Conosco Ahed dal 2009, sono stata alle loro manifestazioni, ho condiviso con loro il buonissimo pane, ho accompagnato delegazioni e delegazioni a casa sua e lei raccontava insieme a sua madre e a suo padre che voleva la sua terra e la sua acqua. Il suo sogno è quello di diventare una calciatrice. In carcere, mi dicono Nour e Manal appena liberate, soffre per la mancanza delle sue amiche e di Instagram, e perché ha perso gli esami del Tajewe, che le avrebbero permesso di iscriversi all’Università. Mi sono commossa quando in un video, non ancora reso pubblico, ma presentato ad alcuni diplomatici in un briefing organizzato dal coordinamento dei comitati popolari, ho visto Ahed, interrogata per ore da un poliziotto che urlava e cercava di intimidirla ricattandola e facendole i nomi di alcuni ragazzi del villaggio affinché lei li incolpasse; ma Ahed non diceva una parola e guardava il suo persecutore con severità.
La sua colpa è quella di essere consapevole del suo diritto alla libertà e di lottare per ottenerlo.
Contro di lei si sono scatenati Ministri, Vice Ministri, coloni, giornalisti e da ultimo l’ex ambasciatore israeliano negli USA, Michael Oren, attualmente Vice Ministro nel governo di Netanyahu, che è arrivato a sostenere che la famiglia Tamimi non esiste, è pura invenzione e la loro è solo una recita per accattivarsi le simpatie dell’opinione pubblica: per questo le ragazze vestono all’americana.
Nel profondo razzismo israeliano che presenta sempre i Palestinesi come fumatori di narghilè e le donne sottomesse e velate, Ahed come Nour e le altre rompono ogni stereotipo. Ahed è bella, capelli quasi rossi, riccia, affronta il pericolo e non ha paura dei soldati che invadono il villaggio e sparano. Deve essere punita, così come devono essere puniti tutti quelli che anelano alla libertà e sono disposti a resistere. Ogni giorno giovani vengono arrestati e tenuti giorni e giorni senza contatti, come i due figli di Manal, Mohammad e Osama, da giorni sotto interrogatorio non da parte della polizia ma dallo Shin Bet, in carceri al Nord di Israele, cosa illegale visto che la convenzione di Ginevra prevede che la popolazione sotto occupazione non può essere trasferita nel paese occupante. Ahed è diventata un simbolo: manifestazioni in tutto il mondo, la petizione di Avaaz per la liberazione sua e dei minori incarcerati, ha superato un milione e duecentomila firme, le giovani ragazze di Bil’in cantano ‘siamo tutte Ahed’ e sfidano i soldati.

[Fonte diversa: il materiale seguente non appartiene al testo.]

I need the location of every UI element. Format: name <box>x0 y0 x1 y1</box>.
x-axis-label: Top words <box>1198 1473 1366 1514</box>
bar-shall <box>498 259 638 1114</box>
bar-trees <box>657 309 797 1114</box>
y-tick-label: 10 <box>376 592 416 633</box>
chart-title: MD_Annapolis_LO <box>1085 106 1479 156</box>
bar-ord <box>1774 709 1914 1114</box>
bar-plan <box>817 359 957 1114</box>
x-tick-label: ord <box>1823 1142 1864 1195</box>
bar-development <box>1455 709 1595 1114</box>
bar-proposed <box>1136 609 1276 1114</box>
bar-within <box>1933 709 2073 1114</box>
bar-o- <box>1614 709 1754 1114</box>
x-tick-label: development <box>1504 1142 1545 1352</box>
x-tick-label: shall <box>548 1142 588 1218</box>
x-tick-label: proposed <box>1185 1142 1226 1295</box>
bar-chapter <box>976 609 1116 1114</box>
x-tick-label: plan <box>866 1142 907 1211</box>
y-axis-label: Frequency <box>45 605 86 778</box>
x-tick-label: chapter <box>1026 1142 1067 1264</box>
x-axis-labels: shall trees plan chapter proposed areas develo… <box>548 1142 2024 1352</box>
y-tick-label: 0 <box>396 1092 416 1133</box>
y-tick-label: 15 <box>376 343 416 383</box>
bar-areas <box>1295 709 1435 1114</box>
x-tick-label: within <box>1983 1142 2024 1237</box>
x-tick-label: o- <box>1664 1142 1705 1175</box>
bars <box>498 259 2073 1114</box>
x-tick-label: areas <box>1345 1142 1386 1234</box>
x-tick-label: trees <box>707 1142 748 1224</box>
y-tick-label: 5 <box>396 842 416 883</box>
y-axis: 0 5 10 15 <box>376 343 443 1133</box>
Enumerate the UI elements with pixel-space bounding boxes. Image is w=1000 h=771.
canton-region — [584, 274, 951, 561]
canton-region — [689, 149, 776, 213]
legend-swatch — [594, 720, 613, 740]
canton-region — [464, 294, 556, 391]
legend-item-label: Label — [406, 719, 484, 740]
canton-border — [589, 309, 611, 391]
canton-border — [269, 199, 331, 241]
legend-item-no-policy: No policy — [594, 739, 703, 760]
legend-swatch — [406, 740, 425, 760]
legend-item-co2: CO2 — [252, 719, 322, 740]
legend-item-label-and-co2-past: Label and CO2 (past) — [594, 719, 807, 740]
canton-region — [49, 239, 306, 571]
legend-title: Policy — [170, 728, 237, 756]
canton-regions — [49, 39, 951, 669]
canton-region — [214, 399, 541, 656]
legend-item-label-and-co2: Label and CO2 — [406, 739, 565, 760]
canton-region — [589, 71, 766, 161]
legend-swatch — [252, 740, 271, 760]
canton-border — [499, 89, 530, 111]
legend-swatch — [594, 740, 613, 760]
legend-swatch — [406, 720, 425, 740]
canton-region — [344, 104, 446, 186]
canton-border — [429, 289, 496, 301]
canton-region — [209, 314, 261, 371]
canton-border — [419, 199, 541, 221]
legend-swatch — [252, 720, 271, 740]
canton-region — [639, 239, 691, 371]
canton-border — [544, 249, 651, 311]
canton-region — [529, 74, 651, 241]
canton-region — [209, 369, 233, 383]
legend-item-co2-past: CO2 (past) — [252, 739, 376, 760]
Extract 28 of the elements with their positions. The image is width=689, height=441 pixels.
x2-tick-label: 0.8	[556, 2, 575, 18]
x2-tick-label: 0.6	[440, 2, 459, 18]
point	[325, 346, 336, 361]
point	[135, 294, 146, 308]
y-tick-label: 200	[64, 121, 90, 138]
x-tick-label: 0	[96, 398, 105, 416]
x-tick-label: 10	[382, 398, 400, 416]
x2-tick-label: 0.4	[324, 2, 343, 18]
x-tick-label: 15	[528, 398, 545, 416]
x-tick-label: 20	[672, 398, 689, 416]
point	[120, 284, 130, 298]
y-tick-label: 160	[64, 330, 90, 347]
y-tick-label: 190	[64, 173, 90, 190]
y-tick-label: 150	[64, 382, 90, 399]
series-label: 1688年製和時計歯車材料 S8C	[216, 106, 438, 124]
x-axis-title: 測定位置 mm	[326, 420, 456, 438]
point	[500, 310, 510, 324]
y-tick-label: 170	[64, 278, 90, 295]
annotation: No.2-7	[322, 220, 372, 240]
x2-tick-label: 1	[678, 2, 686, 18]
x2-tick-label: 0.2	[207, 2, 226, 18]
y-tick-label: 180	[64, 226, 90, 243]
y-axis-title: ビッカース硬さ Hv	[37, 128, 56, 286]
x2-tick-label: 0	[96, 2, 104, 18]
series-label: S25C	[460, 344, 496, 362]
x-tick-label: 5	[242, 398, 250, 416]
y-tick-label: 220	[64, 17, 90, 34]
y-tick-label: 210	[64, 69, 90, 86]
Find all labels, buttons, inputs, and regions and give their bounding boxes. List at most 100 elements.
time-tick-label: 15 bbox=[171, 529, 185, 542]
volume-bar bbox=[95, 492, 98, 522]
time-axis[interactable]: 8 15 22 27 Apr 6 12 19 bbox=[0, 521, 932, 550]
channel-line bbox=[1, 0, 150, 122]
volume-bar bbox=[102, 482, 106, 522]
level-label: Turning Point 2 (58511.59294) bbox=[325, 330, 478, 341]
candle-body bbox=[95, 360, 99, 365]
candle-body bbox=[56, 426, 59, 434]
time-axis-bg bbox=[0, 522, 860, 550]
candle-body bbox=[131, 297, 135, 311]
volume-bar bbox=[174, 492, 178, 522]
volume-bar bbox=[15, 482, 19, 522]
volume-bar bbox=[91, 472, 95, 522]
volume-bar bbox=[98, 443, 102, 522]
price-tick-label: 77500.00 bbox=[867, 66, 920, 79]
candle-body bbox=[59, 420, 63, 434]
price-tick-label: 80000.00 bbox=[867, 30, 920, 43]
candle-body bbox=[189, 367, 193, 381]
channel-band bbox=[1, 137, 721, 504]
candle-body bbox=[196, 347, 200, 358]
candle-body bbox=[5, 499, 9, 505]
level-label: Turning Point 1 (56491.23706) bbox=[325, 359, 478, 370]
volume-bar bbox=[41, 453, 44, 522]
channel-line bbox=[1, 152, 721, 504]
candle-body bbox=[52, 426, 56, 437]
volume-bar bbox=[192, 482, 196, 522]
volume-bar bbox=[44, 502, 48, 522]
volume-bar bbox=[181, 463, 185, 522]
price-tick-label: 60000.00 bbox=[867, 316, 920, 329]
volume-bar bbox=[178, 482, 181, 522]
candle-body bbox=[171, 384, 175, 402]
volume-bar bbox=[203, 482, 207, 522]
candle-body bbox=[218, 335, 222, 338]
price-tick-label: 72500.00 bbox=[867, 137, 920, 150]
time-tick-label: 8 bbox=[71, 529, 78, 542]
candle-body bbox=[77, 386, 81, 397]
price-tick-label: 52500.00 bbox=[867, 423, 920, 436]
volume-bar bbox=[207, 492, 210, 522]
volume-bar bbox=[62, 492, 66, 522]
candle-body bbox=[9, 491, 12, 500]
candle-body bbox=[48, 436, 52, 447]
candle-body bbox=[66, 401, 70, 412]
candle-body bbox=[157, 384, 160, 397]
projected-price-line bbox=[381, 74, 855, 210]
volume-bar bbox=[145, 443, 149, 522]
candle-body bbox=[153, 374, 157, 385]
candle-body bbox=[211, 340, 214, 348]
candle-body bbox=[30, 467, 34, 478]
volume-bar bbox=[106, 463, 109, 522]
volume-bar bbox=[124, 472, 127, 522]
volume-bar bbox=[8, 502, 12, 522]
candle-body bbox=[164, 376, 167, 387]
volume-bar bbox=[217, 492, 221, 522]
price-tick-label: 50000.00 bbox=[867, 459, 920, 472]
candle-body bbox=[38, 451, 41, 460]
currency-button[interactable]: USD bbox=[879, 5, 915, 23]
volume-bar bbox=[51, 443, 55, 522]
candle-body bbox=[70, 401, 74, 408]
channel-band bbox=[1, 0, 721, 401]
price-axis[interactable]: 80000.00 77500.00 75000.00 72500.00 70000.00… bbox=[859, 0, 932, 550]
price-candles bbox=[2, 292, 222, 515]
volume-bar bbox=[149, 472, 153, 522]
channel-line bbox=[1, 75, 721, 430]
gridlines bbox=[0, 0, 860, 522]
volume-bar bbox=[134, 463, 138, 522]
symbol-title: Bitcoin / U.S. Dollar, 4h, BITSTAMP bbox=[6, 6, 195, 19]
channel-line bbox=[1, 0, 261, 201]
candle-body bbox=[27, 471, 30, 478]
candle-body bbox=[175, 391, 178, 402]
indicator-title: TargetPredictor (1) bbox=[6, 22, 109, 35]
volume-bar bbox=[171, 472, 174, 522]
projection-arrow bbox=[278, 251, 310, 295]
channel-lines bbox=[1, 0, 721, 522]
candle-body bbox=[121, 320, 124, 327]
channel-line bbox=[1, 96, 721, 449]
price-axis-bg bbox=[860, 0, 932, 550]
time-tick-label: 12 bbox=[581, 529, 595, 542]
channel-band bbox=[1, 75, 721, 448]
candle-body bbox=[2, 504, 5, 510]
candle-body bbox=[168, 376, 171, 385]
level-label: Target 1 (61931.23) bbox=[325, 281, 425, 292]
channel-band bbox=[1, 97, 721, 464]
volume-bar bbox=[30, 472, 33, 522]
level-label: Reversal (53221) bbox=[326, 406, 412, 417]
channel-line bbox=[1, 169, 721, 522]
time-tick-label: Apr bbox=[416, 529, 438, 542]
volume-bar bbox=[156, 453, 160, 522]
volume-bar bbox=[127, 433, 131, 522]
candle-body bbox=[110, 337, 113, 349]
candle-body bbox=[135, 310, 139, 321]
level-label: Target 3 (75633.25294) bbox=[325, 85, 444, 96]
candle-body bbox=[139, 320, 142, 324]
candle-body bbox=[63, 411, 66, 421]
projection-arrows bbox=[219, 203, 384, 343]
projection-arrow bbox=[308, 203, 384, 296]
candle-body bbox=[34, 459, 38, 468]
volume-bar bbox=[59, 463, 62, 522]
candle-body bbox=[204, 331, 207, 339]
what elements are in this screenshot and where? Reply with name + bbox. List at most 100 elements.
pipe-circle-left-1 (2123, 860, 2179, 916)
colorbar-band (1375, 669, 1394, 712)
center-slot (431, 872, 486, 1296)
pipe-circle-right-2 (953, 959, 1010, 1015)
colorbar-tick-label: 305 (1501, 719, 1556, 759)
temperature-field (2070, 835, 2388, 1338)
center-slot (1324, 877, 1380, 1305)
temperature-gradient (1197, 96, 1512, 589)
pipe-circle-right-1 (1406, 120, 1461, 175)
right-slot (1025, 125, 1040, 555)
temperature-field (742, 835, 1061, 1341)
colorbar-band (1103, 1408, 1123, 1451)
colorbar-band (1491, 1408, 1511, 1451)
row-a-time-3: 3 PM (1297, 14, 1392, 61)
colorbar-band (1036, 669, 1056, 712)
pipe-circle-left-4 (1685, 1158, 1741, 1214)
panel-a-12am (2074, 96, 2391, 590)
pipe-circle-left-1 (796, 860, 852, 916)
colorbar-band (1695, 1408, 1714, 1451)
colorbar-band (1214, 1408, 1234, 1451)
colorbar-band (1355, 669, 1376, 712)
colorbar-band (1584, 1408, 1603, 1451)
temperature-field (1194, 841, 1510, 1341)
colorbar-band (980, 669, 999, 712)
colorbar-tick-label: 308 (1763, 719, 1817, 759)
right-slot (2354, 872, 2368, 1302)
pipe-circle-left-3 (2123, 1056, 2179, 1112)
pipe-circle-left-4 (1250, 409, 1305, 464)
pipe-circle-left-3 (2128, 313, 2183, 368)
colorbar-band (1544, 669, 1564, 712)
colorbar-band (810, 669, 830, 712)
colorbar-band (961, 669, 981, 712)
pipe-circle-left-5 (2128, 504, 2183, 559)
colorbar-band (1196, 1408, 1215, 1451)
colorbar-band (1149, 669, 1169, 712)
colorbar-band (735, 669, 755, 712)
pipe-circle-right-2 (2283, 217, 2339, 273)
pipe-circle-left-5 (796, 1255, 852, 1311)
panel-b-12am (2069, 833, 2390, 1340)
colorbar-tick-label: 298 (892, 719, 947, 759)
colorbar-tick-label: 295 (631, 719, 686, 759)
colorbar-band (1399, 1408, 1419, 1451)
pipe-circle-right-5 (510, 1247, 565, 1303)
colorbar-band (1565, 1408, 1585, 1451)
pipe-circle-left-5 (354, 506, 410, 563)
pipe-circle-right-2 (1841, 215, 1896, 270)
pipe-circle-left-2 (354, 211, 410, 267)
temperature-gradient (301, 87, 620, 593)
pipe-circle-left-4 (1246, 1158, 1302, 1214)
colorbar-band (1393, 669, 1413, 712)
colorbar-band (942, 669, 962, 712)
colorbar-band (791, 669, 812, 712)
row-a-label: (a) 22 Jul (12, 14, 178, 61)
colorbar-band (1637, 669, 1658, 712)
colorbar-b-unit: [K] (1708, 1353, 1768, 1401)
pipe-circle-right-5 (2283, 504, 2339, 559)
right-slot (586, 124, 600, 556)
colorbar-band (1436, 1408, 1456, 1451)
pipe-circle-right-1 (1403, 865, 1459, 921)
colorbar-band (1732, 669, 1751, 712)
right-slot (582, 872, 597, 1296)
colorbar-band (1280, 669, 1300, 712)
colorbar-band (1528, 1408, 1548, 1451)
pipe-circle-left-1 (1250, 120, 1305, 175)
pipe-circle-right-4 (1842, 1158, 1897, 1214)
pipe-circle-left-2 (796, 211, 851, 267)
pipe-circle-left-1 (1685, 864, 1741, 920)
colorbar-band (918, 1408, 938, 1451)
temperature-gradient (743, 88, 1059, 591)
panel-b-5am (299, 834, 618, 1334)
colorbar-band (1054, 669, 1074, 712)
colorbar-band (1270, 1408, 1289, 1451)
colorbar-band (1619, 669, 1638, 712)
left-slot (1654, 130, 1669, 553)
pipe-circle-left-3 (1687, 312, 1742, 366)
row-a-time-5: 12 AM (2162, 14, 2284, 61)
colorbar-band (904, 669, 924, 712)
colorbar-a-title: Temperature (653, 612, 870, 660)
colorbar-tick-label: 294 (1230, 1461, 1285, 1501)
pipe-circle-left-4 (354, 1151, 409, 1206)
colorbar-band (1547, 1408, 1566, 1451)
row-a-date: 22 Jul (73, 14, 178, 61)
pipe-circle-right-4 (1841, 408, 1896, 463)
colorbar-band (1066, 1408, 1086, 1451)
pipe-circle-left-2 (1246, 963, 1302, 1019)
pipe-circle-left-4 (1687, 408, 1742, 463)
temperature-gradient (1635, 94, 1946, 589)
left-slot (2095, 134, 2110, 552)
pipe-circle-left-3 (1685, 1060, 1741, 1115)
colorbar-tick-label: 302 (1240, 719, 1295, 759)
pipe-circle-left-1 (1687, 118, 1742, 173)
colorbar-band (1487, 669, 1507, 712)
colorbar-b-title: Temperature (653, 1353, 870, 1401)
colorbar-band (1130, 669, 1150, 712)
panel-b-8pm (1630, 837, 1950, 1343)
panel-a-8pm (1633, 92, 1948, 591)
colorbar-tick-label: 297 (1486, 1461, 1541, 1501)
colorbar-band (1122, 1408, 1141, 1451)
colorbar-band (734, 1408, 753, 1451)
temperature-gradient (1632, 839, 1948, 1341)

Il poeta e drammaturgo israeliano Jonathan Gefen ha dedicato una sua poesia ad Ahed: «Ahed Tamimi/Con i capelli rossi/Come Davide che ha schiaffeggiato Golia/Sarai menzionata nella stessa riga/Come Giovanna d’Arco, Hannah Szenes e Anne Frank», scatenando le ire del Ministro della Difesa Lieberman (un colono} che ha chiesto alla radio dell’esercito di bandire ogni programma con Gefen e suggerito ai media di bandirlo, e ha scritto su fb: «Lo Stato di Israele non dove offrire un palcoscenico a un ubriacone che paragona una ragazza che è stata uccisa nell’Olocausto e un’eroina che ha combattuto il regime nazista, ad Ahed Tamimi, la ‘bambolina’ che ha attaccato un soldato».
Netanyahu però si sente superprotetto e non solo dal Presidente Trump, ma anche dai governi che deplorano il comportamento israeliano ma continuano ad essere complici dell’occupazione e della colonizzazione e che buttano a mare ogni legalità internazionale.